Or, contre les compétiteurs ou les ennemis, la troupe française est non seulement seule, mais réduite à la moitié de son effectif. L’autre moitié, avec l’artillerie, s’avance, mais bien loin encore, sur le Faidherbe. Si le vapeur avait rejoint, la Mission courrait du moins ses chances avec toute sa force, et lui, battrait les bords du Nil et remonterait le Sobat, le plus important des fleuves qui viennent des montagnes amies, pour apprendre aux alliés attendus notre impatience et apporter de leurs nouvelles.
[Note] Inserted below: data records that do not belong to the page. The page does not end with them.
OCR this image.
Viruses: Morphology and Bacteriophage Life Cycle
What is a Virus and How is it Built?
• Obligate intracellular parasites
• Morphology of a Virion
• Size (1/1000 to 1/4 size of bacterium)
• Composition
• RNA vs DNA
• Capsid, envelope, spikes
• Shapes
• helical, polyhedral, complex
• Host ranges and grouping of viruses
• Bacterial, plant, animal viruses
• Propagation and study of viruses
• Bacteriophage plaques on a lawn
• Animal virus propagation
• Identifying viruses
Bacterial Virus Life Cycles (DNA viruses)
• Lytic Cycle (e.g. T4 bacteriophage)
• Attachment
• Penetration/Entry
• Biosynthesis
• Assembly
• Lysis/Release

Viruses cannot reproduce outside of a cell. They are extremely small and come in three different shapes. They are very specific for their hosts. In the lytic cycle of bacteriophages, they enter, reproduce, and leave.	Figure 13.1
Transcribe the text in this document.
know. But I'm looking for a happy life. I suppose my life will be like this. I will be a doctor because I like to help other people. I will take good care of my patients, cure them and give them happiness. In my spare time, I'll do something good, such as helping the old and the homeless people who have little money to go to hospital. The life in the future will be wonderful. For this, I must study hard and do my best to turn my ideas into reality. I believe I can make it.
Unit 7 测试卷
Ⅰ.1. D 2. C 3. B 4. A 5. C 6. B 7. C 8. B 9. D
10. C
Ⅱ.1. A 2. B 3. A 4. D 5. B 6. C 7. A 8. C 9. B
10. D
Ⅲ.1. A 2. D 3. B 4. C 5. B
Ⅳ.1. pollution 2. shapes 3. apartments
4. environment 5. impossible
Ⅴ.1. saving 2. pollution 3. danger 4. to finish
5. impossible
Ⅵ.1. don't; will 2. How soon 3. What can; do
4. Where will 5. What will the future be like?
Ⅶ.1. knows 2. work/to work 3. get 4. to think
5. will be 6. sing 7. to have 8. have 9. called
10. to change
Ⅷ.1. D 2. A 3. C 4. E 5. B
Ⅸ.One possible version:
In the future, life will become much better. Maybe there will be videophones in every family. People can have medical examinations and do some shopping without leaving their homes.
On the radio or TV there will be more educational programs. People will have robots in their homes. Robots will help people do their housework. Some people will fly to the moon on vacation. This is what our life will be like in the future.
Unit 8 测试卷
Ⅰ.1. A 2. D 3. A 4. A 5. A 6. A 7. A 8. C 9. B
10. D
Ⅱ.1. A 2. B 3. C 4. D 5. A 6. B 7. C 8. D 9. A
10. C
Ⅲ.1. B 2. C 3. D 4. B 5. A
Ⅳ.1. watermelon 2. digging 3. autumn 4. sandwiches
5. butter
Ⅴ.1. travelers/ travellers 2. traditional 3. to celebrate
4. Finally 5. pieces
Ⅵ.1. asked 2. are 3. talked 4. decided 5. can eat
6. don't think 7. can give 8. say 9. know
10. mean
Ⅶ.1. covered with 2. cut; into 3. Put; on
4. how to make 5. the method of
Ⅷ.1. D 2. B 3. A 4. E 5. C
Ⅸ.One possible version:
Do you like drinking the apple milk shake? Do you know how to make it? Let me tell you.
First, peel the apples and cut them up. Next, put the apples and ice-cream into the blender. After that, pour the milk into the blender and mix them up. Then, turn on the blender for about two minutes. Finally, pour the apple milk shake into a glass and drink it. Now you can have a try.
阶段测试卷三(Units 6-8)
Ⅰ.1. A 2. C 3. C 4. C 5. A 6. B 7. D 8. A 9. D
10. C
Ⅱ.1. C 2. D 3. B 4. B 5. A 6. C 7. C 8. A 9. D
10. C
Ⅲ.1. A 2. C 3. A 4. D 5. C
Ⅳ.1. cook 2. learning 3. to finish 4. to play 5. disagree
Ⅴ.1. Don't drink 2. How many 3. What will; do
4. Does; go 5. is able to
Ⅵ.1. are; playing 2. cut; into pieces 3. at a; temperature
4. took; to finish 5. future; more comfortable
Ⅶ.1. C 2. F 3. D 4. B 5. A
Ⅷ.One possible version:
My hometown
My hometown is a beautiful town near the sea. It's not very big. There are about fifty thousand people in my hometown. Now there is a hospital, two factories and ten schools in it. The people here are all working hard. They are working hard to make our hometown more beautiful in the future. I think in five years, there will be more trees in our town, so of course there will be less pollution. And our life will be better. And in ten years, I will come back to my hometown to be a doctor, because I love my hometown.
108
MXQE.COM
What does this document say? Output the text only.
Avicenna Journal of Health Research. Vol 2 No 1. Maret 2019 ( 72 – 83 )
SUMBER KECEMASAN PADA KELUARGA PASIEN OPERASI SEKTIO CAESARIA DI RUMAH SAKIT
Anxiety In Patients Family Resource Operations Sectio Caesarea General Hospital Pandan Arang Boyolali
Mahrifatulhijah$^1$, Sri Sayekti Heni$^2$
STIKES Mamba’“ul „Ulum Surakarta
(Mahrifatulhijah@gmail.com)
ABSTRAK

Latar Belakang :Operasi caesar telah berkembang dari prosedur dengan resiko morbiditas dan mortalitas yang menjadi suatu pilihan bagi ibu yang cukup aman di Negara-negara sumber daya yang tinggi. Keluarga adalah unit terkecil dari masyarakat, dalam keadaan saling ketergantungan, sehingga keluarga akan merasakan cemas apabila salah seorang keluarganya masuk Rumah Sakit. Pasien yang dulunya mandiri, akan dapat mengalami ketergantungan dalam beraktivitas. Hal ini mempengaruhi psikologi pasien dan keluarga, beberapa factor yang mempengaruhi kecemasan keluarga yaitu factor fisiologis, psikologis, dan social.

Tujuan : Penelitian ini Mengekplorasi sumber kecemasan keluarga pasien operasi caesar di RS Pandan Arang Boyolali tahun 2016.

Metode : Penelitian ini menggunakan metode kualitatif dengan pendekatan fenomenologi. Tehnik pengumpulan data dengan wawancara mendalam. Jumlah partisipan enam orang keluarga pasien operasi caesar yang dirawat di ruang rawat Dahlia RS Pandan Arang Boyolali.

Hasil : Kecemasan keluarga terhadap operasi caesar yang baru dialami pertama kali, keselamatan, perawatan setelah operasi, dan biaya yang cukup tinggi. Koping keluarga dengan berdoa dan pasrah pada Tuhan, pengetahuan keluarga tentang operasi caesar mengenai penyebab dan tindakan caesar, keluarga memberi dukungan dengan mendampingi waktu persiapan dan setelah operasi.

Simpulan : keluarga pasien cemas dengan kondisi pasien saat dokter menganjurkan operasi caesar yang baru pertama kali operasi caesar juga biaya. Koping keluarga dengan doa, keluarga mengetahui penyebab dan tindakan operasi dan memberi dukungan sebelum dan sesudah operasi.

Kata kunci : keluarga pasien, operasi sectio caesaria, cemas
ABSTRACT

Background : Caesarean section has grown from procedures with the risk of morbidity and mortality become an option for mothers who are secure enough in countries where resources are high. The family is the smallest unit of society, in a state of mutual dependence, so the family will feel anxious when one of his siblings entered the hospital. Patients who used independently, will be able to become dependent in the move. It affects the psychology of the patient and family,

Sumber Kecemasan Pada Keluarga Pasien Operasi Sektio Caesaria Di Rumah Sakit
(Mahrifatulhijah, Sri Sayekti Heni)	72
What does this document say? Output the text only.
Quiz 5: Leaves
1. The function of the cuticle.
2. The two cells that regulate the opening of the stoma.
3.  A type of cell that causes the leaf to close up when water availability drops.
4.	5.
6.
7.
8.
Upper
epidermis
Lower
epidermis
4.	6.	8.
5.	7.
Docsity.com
Mais « le Faidherbe arrivera-t-il ? pourra-t-il traverser le marais ? » Sans lui, il faut attendre, encore attendre, et avec le supplice des bonnes nouvelles qui se murmurent et qu’on ne peut vérifier. Car, à plusieurs reprises, des rumeurs se répandent que les Abyssins parcourent la rive droite. Mais le fait n’est jamais rapporté par un témoin qui les ait vus. Des lettres pour Ménélick sont confiées à des indigènes qui tentent de joindre les frontières abyssines, mais aucun ne revient. D’autres rumeurs annoncent les Derviches qui, occupant toujours Khartoum, remontent le fleuve pour se ravitailler, et doivent connaître la présence des Français. Ce sont en effet les Derviches qui viennent les premiers.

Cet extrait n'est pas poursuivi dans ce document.